The aim of our group is to understand the molecular basis of cellular differentiation, morphogenesis, and cell division in bacteria and to elucidate how one-dimensional genetic information is translated into defined spatial and temporal regulatory patterns. To address these questions, we are using a combination of cell biological, biochemical, structural, and bioinformatic approaches. Our studies focus primarily on the model organism Caulobacter crescentus, a Gram-negative bacterium that is characterized by its unique developmental cycle. In addition, we have extended our work to alternative model systems to facilitate comparative studies.
Intracellular protein gradients play a critical role in the spatial organization of both prokaryotic and eukaryotic cells, but in most cases the precise mechanisms underlying their formation are still unclear. We are investigating the function of a gradient-forming system, based on the conserved ATPase MipZ, that determines division site placement in the differentiating bacterium Caulobacter crescentus. MipZ interacts with a kinetochore-like nucleoprotein complex formed by the DNA partitioning protein ParB in proximity of the chromosomal origin of replication. Upon entry into S-phase, the two newly duplicated origin regions are segregated and tethered to opposite cell poles, giving rise to a bipolar distribution of MipZ, with a defined concentration minimum at the cell center. Since MipZ acts as an inhibitor of divisome formation, its gradient-like pattern effectively confines cytokinesis to the midcell region.

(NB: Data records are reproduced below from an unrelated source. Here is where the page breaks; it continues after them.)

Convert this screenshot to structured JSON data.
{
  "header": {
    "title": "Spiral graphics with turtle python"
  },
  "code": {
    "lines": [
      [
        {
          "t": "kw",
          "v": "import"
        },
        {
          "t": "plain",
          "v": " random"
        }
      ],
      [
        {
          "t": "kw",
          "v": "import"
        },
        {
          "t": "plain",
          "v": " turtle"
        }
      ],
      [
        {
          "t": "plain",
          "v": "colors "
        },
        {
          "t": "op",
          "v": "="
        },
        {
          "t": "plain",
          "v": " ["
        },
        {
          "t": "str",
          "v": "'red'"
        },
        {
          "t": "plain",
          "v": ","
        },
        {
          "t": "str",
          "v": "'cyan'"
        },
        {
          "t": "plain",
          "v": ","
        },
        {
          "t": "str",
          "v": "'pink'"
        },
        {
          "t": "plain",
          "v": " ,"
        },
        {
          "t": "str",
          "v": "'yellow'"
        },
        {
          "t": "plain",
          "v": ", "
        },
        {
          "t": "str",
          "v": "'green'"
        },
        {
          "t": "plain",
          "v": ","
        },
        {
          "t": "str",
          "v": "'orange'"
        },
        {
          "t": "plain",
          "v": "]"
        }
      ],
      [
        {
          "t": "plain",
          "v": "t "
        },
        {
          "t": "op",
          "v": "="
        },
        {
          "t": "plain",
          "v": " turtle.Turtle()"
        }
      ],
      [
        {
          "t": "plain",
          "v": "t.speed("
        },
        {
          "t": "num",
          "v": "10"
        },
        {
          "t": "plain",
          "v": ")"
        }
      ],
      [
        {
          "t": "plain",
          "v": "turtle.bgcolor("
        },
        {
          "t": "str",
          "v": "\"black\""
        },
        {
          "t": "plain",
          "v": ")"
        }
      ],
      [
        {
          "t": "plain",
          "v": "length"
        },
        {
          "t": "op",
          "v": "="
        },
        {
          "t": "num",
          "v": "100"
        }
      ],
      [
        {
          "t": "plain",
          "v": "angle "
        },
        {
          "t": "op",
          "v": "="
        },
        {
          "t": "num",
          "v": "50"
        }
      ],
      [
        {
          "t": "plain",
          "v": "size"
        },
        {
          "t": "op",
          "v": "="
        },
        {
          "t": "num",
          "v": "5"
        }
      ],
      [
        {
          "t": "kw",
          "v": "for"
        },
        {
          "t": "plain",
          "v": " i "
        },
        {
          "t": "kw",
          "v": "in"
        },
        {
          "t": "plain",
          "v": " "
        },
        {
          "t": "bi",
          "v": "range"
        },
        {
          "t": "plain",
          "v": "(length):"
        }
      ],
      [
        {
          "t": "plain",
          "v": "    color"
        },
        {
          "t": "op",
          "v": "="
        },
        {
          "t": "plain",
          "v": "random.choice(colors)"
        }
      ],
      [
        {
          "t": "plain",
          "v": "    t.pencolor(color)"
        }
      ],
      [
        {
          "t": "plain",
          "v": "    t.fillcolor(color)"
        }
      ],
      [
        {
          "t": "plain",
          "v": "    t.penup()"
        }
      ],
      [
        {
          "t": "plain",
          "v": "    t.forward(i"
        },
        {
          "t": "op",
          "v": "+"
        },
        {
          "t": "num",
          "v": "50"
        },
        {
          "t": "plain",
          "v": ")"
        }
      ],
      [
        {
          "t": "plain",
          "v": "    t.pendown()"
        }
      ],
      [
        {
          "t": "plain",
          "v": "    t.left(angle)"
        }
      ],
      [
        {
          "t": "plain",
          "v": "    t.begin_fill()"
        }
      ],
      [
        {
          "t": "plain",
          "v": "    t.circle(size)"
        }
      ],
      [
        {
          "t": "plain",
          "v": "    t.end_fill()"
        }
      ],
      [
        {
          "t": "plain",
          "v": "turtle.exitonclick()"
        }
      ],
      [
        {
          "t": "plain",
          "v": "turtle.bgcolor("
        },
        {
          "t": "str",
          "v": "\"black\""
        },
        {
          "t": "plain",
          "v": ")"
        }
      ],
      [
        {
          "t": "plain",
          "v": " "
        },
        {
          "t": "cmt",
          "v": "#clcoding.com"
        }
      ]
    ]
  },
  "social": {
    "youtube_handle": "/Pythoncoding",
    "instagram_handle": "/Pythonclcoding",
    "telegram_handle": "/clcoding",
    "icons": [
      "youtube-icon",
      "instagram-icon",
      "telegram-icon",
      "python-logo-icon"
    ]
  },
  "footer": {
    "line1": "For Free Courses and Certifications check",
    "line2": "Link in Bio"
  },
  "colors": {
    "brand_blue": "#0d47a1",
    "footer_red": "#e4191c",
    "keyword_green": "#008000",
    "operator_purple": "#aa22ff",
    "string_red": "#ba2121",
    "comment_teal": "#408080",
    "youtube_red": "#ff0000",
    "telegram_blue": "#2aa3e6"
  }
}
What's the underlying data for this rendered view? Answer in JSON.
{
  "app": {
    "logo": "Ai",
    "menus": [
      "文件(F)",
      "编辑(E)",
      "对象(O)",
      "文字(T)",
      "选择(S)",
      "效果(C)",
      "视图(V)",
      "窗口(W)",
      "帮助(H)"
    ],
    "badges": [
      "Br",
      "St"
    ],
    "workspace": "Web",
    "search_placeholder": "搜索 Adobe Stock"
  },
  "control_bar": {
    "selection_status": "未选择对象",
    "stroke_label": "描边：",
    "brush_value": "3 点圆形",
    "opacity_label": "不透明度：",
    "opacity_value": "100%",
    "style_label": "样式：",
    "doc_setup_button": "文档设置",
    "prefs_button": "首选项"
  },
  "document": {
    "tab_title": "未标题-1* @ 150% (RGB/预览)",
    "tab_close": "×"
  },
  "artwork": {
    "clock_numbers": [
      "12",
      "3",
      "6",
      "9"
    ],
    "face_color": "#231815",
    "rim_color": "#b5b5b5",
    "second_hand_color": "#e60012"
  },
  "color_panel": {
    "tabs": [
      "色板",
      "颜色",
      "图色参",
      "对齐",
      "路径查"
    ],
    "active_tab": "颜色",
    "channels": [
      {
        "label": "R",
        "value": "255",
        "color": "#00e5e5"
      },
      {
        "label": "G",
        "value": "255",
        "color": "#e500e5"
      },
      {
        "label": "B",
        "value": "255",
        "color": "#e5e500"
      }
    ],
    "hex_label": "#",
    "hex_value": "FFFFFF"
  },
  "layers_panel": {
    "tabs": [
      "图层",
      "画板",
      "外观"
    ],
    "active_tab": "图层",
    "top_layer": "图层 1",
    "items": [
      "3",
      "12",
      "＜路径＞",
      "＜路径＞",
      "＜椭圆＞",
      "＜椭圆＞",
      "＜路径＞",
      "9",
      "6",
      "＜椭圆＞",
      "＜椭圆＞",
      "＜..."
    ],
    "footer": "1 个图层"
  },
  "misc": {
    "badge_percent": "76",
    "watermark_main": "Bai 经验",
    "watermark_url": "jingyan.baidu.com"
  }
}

In collaboration with the group of Peter Lenz, we are using a combination of biochemistry, cell biology and computational modelling to investigate the mechanism driving formation of the MipZ gradient. We have solved the crystal structures of MipZ in the apo and ATP-bound state and started to dissect the determinants that ensures the dynamic recruitment of MipZ to the polar regions of the cell. Our results indicate that MipZ alternates between distinct conformational states that display marked differences in their interaction networks and diffusion rates. As a consequence, the protein undergoes an elaborate localization cycle, involving its oscillation between the polar ParB complexes and pole-distal regions of the nucleoid. The MipZ gradient thus represents the steady-state distribution of molecules in a highly dynamic system. Our work enlightens the principles that govern the establishment of a regulatory protein gradient within the confined space of the bacterial cytoplasm and provide the basis for the future implementation of gradient-forming systems in synthetic cells.